Und schließlich ist da der meistkritisierte Aspekt des Films, die typisch westliche Vision des Edlen Wilden, der reiner ist als der von der Zivilisation verseuchte Weiße. Dass dieser Edelmut in einer kriegerischen, heteronormen Gesellschaft liegt, die auch die positiven Aspekte des Fortschritts (beispielsweise Medizin und Selbstverwirklichung) zugunsten von Naturverbundenheit und vager Spiritualität ablehnt – andererseits aber einen “zivilisierten” Außenseiter als Messias braucht, um sie zu einen und zur Vernunft zu bringen – ist eine der großen Schwachstellen von Avatar und allen anderen kolonialistischen Erzählungen dieser Art, denen ich in diesem Fall nicht mal Rassismus, sondern einfach nur Eindimensionalität vorwerfen würde.
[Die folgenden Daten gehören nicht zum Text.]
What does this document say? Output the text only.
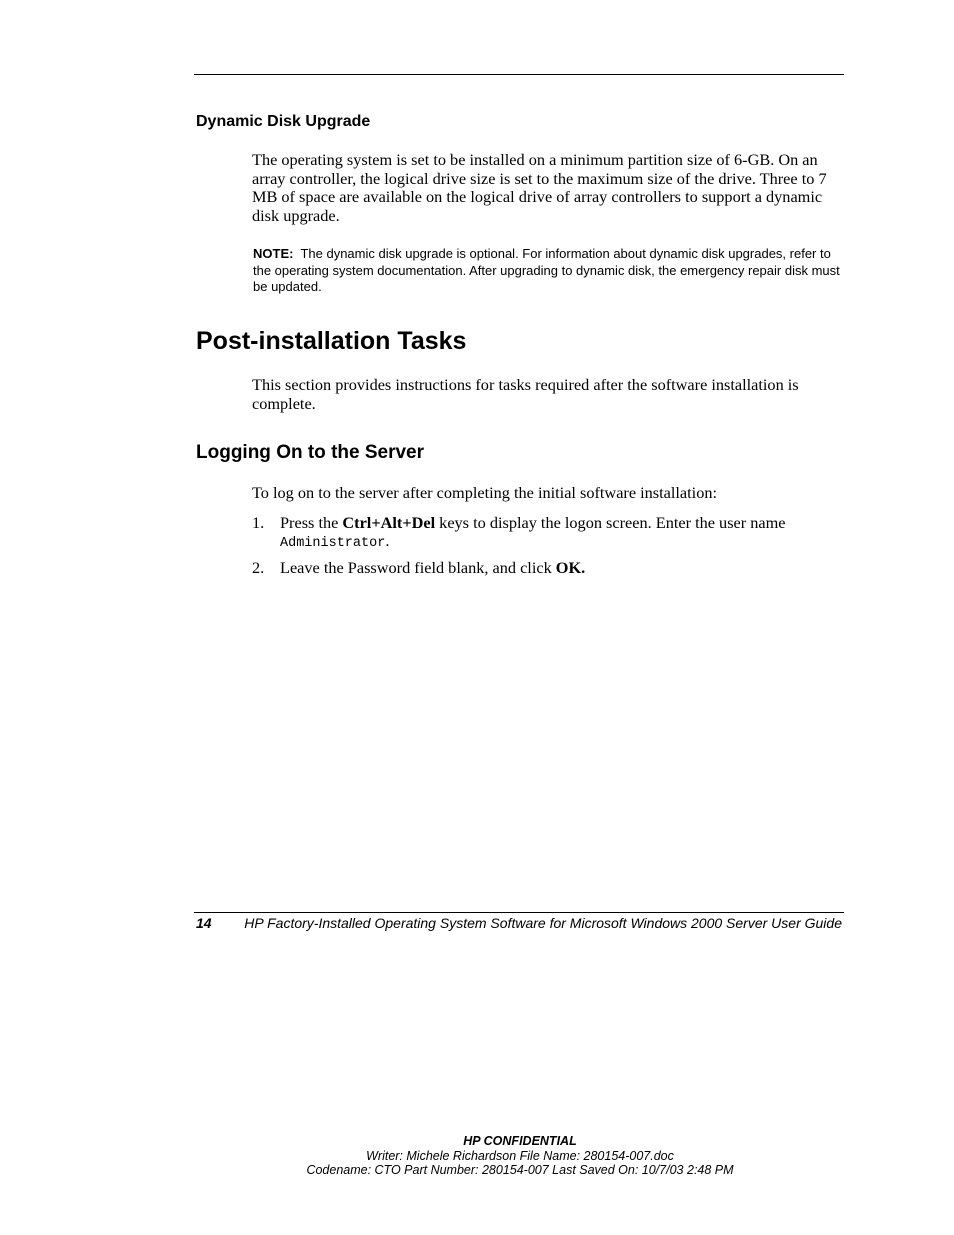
Dynamic Disk Upgrade

The operating system is set to be installed on a minimum partition size of 6-GB. On an array controller, the logical drive size is set to the maximum size of the drive. Three to 7 MB of space are available on the logical drive of array controllers to support a dynamic disk upgrade.

NOTE: The dynamic disk upgrade is optional. For information about dynamic disk upgrades, refer to the operating system documentation. After upgrading to dynamic disk, the emergency repair disk must be updated.

Post-installation Tasks

This section provides instructions for tasks required after the software installation is complete.

Logging On to the Server

To log on to the server after completing the initial software installation:

1. Press the Ctrl+Alt+Del keys to display the logon screen. Enter the user name
Administrator.
2. Leave the Password field blank, and click OK.
14 HP Factory-Installed Operating System Software for Microsoft Windows 2000 Server User Guide
HP CONFIDENTIAL
Writer: Michele Richardson File Name: 280154-007.doc
Codename: CTO Part Number: 280154-007 Last Saved On: 10/7/03 2:48 PM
Wann immer solche Gesellschaften dargestellt werden, wird beispielsweise immer ausgeblendet, wie es wohl denjenigen innerhalb beispielsweise der Na’vi geht, die eben keine Lust auf Jagen und Sammeln haben. Werden sie ebenso ausgestoßen wie die Kolonialisten?
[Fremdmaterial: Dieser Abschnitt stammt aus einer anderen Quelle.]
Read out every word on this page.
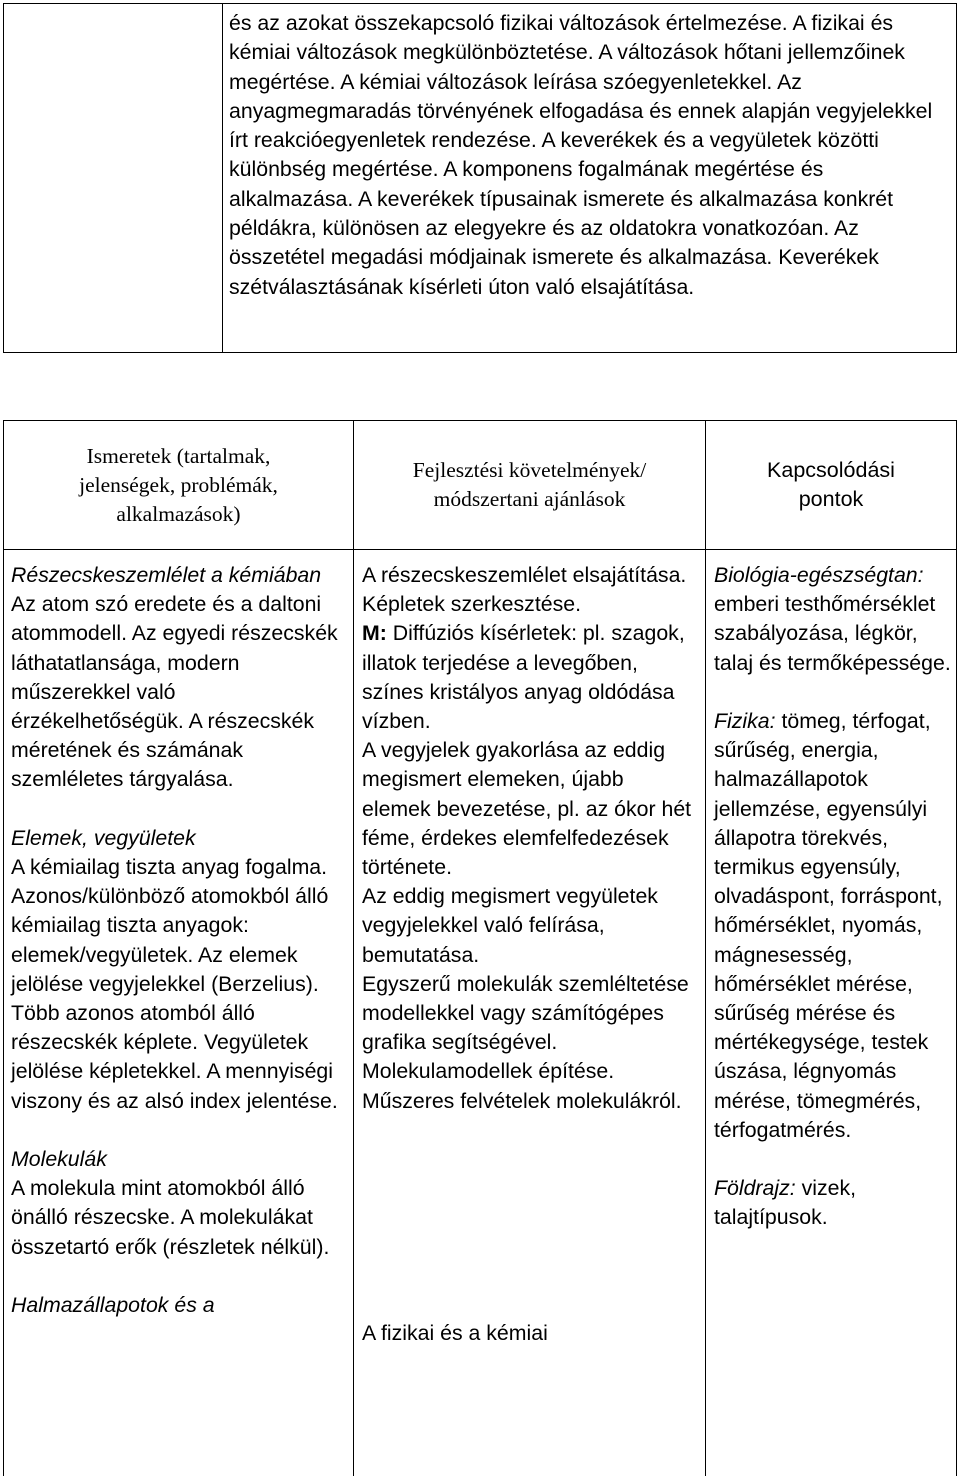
és az azokat összekapcsoló fizikai változások értelmezése. A fizikai és kémiai változások megkülönböztetése. A változások hőtani jellemzőinek megértése. A kémiai változások leírása szóegyenletekkel. Az anyagmegmaradás törvényének elfogadása és ennek alapján vegyjelekkel írt reakcióegyenletek rendezése. A keverékek és a vegyületek közötti különbség megértése. A komponens fogalmának megértése és alkalmazása. A keverékek típusainak ismerete és alkalmazása konkrét példákra, különösen az elegyekre és az oldatokra vonatkozóan. Az összetétel megadási módjainak ismerete és alkalmazása. Keverékek szétválasztásának kísérleti úton való elsajátítása.

Ismeretek (tartalmak, jelenségek, problémák, alkalmazások)
Fejlesztési követelmények/ módszertani ajánlások
Kapcsolódási pontok

Részecskeszemlélet a kémiában

Az atom szó eredete és a daltoni atommodell. Az egyedi részecskék láthatatlansága, modern műszerekkel való érzékelhetőségük. A részecskék méretének és számának szemléletes tárgyalása.

Elemek, vegyületek

A kémiailag tiszta anyag fogalma. Azonos/különböző atomokból álló kémiailag tiszta anyagok: elemek/vegyületek. Az elemek jelölése vegyjelekkel (Berzelius). Több azonos atomból álló részecskék képlete. Vegyületek jelölése képletekkel. A mennyiségi viszony és az alsó index jelentése.

Molekulák

A molekula mint atomokból álló önálló részecske. A molekulákat összetartó erők (részletek nélkül).

Halmazállapotok és a

A részecskeszemlélet elsajátítása. Képletek szerkesztése.

M: Diffúziós kísérletek: pl. szagok, illatok terjedése a levegőben, színes kristályos anyag oldódása vízben.

A vegyjelek gyakorlása az eddig megismert elemeken, újabb elemek bevezetése, pl. az ókor hét féme, érdekes elemfelfedezések története.

Az eddig megismert vegyületek vegyjelekkel való felírása, bemutatása.

Egyszerű molekulák szemléltetése modellekkel vagy számítógépes grafika segítségével.

Molekulamodellek építése.

Műszeres felvételek molekulákról.

A fizikai és a kémiai

Biológia-egészségtan: emberi testhőmérséklet szabályozása, légkör, talaj és termőképessége.

Fizika: tömeg, térfogat, sűrűség, energia, halmazállapotok jellemzése, egyensúlyi állapotra törekvés, termikus egyensúly, olvadáspont, forráspont, hőmérséklet, nyomás, mágnesesség, hőmérséklet mérése, sűrűség mérése és mértékegysége, testek úszása, légnyomás mérése, tömegmérés, térfogatmérés.

Földrajz: vizek, talajtípusok.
Da sich bei Avatar die beeindruckenden und die entäuschenden Aspekte also so gut die Waage halten, wird der Film beim zweiten Sehen weder besser noch schlechter – er bleibt so solide und oberflächlich wie beim ersten Sehen. Das wiederum zeichnet ihn eigentlich als guten Film aus, der sich immerhin selbst treu ist.
Für die weitere Betrachtung des Films empfehle ich Dan Norths sortierten Querschnitt durch Kritiken und Essays, die Avatar hervorgebracht hat.
* Interessanterweise ist der einzige Film, seit Beginn meines Filmtagebuchs im Mai 2003, ausgerechnet Matrix: Reloaded, weil ich zum Start von Revolutions noch einmal in eine Dreier-Nacht gegangen bin.
** Auch hier bietet sich der Vergleich mit A Christmas Carol kurz an, der darauf hindeutet, dass es künftig zwei “Schulen” der 3D-Inszenierung in computergenerierten Umgebungen geben könnte. Eine (Cameron) inszeniert weiter als gebe es 3D gar nicht und versucht damit auf die zukünftige Alltäglichkeit der Technik hinzuweisen, die andere (Zemeckis) zelebriert ihr Medium: Sie setzt beispielsweise Schwenks und Innere Montage statt Schnitten ein, wann immer sie kann, und setzt stärker auf Tiefenschärfe um die Integrität der diegetischen Welt zu waren.